More Greek Myth.
Helen at Her Spinning
I drop the spindle, guiding the thread of while wool as it pulls out of the distaff, then carefully wrap it up around the spindle’s staff. Whirling and twirling, it’s almost mindless work, but pleasant. Drop, twirl, pick up, wrap. Children of the household play in the sun in the courtyard, small children’s games of chase and and ball. Their mother, anxious to please, keep them away from me, afraid of disturbing me in my work.
I would like to be disturbed. But only a little.

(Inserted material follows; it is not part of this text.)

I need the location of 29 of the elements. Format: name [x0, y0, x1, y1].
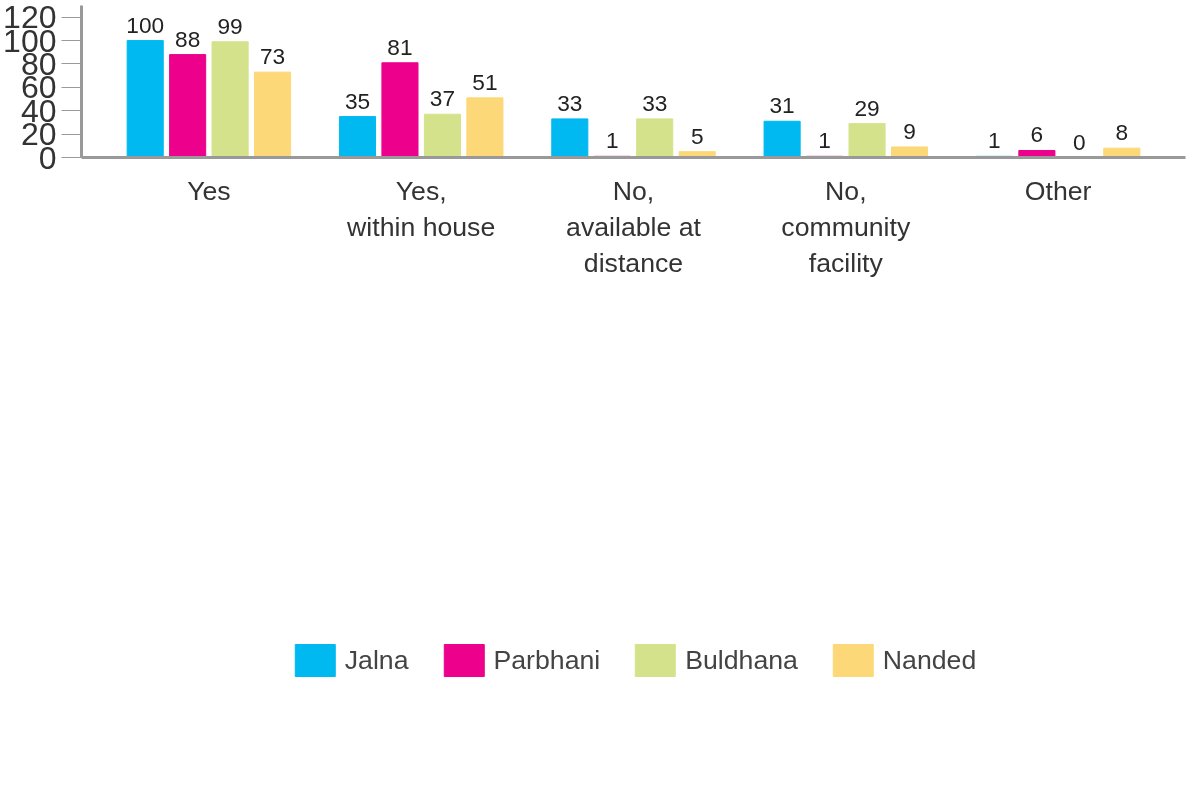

I think of my youth, and my desire for something more than the woman’s quarters, the women’s rites, the women’s work. How eager I was to be disturbed then, and when Paris came, with his smile and his tales and his flashing eyes, I could see the ocean, and the exotic lands beyond, and adventure. When Menelaus was called away, and he touched my hand, and whispered in my ear, my heart beat in my ears, and I was lost.
Funny, how after he carried me off, and the world was turned upside down, I spent my days in the women’s quarters, spinning endless yards of wool and linen, and watched as the armies fought and hopes died. I thought of death, but the wool kept me bound.
If only they had let me ride, or sail or anything but sit here and spin and weave. Who knows how the world might have been different?